Not quite, counters the British historian Alec Ryrie. “What if people stopped believing and then found they needed arguments to justify their unbelief?” he asks. With wit, charm and deep learning, Unbelievers offers an alternate account of how the West lost faith, which gives priority to the heart over the head and highlights the role of anger and anxiety in moving ordinary people to reject faith. For Ryrie, the story of unbelief begins in the Middle Ages, where anger against the church and anxiety about the truth of various Christian teachings bubbled under the surface of a devout society. During the Reformation anger and anxiety exploded as outright unbelief. Protestants fanned the flame of popular anger toward moral corruption within the Catholic church, and both sides provoked anxiety by encouraging scepticism about the authority of the church (for Catholics) or the Bible (for Protestants). Furthermore, Catholics and Protestants pursued a risky strategy in encouraging Christians to move from nominal to devout faith. For what happens if you don’t have “enough” faith to be saved? “I cared not for Heaven so I might not go to Hell” said one man of that age, whose despair sank him into unbelief. Only in the late 17th century did intellectuals begin to formulate logical arguments for an unbelief that had already flowed into the mainstream of European culture on an emotional current of anger and anxiety.

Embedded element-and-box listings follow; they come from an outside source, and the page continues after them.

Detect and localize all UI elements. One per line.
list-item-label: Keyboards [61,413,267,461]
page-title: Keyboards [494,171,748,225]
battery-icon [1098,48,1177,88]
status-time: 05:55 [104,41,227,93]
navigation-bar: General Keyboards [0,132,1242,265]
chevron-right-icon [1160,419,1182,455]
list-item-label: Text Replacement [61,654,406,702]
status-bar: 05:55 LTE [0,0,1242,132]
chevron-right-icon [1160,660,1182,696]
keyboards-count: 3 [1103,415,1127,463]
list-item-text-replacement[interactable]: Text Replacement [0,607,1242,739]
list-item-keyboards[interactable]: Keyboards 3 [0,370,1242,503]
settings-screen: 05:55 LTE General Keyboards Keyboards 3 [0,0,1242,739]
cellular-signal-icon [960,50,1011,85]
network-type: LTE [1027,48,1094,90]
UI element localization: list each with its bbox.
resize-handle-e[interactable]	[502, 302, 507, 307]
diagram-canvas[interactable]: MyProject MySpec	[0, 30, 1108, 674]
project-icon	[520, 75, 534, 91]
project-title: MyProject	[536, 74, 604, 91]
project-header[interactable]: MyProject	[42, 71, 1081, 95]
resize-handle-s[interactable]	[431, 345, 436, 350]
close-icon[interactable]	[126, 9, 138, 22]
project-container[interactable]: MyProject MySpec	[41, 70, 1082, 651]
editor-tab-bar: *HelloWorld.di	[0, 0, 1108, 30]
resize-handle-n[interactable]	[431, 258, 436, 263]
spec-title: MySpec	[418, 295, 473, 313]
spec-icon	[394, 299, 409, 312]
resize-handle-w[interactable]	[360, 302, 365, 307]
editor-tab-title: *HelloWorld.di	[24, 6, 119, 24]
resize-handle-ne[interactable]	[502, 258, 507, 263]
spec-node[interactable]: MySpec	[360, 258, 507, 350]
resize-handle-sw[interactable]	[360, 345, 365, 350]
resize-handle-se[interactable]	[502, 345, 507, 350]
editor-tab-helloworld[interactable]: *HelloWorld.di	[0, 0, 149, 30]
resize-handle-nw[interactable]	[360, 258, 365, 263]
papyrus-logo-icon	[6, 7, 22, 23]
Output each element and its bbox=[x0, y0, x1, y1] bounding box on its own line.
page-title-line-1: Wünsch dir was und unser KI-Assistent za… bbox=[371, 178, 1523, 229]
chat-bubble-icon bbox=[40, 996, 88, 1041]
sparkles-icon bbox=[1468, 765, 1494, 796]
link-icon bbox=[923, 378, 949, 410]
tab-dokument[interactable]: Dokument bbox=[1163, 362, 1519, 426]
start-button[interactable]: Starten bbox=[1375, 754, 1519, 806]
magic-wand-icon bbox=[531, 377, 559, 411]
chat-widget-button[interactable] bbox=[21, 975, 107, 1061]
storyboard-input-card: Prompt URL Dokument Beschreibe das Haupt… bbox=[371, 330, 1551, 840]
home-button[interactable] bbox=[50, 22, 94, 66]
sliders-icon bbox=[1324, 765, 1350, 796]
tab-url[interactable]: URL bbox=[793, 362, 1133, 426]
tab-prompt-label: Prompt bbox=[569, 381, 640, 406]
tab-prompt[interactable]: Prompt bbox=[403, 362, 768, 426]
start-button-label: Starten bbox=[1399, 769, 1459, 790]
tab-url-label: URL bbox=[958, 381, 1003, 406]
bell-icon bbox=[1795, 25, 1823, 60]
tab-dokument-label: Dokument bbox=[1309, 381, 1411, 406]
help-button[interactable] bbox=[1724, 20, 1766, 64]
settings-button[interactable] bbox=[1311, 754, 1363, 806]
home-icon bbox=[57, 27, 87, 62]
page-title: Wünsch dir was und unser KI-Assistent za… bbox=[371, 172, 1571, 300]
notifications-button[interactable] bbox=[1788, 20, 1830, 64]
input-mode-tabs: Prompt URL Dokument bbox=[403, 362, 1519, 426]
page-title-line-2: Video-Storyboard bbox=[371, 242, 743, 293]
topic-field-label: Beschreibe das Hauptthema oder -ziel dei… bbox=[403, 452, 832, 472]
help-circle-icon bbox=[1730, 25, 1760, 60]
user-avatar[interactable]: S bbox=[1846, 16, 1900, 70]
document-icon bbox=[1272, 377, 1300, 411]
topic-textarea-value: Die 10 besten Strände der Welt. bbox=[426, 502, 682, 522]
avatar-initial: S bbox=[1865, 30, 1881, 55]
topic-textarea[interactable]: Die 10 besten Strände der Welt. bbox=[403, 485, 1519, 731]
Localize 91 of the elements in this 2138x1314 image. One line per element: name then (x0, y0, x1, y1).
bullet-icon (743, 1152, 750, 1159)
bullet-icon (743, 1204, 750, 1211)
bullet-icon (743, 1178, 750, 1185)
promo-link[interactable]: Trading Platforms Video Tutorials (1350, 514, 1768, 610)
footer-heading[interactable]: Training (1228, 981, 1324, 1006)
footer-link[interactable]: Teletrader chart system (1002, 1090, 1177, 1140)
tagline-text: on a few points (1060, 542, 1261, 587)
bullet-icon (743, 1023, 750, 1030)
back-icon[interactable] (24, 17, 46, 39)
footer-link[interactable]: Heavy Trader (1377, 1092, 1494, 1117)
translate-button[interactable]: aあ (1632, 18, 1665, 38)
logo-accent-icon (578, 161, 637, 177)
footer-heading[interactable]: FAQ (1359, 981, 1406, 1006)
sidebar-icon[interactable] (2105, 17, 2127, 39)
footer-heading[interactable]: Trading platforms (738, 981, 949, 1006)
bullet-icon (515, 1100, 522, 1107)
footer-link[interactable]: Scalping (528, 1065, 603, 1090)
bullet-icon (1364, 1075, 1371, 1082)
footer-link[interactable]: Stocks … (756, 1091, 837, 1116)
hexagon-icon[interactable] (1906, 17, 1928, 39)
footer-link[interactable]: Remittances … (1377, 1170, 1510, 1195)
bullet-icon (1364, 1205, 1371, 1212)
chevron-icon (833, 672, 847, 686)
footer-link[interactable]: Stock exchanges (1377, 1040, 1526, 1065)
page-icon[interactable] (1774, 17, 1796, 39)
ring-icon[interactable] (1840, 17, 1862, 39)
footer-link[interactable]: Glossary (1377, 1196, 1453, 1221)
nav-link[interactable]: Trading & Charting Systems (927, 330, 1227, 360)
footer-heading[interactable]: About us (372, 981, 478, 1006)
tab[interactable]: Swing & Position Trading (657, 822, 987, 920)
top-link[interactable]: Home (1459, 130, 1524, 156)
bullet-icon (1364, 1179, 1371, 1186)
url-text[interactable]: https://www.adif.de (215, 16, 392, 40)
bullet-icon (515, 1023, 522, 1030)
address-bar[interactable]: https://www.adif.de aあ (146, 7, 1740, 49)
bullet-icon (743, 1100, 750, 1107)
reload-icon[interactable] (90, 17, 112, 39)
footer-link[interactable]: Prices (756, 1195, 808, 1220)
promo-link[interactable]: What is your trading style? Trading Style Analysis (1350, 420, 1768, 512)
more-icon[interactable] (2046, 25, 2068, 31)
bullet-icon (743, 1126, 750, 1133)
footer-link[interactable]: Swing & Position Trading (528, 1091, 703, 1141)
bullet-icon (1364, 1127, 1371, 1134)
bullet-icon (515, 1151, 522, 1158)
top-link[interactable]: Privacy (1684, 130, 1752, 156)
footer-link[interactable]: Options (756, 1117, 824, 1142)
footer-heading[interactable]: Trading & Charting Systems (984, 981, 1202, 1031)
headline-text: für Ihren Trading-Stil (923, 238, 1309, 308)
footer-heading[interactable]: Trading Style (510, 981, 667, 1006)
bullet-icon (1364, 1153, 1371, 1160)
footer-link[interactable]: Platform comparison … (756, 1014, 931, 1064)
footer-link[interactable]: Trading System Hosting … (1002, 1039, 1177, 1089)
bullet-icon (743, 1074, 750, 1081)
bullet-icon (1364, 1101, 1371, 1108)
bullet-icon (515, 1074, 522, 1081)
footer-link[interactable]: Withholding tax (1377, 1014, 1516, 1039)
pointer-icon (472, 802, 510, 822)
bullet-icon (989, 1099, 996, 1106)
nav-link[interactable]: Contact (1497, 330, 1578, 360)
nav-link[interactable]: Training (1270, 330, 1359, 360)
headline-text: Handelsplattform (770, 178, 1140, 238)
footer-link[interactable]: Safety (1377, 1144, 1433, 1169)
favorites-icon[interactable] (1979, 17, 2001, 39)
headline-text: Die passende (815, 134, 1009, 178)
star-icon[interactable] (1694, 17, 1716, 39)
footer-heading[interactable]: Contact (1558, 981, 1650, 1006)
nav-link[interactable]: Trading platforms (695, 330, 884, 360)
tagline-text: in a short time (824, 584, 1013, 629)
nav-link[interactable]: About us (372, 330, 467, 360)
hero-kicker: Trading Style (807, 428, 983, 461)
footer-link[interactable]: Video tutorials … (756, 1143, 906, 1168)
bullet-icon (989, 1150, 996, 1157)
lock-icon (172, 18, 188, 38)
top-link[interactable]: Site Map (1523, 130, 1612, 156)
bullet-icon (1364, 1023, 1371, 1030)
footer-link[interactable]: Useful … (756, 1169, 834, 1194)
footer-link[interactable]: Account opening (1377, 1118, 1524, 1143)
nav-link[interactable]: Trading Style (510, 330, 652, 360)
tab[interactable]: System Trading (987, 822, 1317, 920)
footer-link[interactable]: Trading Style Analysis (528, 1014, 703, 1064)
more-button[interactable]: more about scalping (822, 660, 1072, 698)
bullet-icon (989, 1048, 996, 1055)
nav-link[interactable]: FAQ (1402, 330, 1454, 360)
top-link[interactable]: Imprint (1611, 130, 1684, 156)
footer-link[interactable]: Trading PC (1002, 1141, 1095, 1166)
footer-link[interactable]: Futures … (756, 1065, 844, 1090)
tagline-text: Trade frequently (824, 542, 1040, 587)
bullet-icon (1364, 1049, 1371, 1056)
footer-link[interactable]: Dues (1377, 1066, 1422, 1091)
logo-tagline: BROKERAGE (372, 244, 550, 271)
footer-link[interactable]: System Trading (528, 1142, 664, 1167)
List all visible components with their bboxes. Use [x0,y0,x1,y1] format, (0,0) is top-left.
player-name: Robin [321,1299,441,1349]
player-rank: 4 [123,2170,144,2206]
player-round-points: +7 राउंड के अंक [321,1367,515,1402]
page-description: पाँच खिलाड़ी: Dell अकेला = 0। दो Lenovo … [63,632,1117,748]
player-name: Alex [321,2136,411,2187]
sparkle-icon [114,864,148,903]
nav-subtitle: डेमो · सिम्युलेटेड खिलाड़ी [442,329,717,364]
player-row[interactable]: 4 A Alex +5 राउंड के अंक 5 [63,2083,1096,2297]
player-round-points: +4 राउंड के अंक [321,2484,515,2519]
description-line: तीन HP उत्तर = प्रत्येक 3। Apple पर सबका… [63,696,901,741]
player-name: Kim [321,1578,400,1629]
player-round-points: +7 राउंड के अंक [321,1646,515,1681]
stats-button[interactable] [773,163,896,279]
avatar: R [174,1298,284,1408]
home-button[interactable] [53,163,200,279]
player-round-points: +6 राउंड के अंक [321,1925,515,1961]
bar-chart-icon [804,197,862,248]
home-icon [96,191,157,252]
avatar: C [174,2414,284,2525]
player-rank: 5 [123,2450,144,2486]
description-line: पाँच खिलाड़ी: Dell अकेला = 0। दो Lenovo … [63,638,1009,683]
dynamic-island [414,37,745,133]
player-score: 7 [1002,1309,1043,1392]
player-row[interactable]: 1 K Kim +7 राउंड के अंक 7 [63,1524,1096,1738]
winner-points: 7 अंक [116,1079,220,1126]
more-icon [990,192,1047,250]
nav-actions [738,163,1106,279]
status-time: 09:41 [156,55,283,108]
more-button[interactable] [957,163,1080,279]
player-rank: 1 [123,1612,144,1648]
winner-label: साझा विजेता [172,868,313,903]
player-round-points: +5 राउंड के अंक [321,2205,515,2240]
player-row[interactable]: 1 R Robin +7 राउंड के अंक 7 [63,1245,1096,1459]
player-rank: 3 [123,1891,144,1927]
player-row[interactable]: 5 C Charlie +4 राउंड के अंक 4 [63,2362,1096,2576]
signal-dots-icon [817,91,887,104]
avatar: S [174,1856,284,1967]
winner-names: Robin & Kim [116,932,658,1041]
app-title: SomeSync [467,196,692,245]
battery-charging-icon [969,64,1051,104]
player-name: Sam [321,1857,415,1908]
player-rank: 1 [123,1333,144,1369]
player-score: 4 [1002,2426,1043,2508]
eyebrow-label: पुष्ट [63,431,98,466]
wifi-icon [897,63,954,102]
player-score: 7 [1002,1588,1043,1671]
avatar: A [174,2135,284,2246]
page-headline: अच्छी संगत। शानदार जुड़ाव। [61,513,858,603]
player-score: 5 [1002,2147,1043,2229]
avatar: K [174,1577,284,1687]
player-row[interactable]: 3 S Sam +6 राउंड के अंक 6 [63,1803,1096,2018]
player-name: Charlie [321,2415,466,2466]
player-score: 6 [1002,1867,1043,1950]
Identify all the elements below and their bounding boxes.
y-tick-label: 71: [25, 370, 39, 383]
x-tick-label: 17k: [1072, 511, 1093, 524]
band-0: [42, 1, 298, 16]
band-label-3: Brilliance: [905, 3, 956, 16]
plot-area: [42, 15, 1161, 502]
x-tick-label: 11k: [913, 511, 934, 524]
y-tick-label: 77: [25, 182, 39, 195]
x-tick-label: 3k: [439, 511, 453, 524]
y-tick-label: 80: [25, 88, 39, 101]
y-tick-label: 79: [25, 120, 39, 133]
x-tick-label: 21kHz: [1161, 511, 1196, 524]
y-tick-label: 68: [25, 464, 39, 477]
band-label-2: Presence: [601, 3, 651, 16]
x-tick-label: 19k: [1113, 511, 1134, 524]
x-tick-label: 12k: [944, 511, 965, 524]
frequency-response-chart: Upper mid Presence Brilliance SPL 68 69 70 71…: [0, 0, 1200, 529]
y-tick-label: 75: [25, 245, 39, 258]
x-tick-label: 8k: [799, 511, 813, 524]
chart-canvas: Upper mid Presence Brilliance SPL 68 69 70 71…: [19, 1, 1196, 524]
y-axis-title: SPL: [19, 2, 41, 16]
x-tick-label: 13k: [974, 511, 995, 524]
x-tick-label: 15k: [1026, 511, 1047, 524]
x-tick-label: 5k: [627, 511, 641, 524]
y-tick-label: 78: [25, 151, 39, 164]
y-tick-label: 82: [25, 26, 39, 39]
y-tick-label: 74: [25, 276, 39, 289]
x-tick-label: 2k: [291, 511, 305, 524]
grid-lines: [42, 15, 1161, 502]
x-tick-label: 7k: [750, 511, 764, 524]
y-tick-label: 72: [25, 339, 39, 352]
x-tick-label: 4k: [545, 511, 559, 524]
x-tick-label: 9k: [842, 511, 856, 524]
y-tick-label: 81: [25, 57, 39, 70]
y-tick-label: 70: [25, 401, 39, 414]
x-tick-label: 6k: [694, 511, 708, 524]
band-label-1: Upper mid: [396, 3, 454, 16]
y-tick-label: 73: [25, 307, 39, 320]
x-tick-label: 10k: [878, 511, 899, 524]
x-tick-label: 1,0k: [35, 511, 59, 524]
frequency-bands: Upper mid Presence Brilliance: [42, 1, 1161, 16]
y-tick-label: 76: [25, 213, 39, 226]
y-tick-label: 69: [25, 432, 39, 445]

Unbelievers is a superb work of history deserving of a wide readership – and not just among other historians. It’s chock-full of relevant insights for Christian believers seeking to understand our time and place. If Ryrie’s creative and rigorous account of the emergence of our post-religious society is correct, Christians need to rethink atheism and theism, faith and doubt, less as opposites than as intertwined; we need to respect the moral earnestness of many unbelievers; and we need to reflect on how to commend faith to speak to the heart and imagination rather than just the intellect.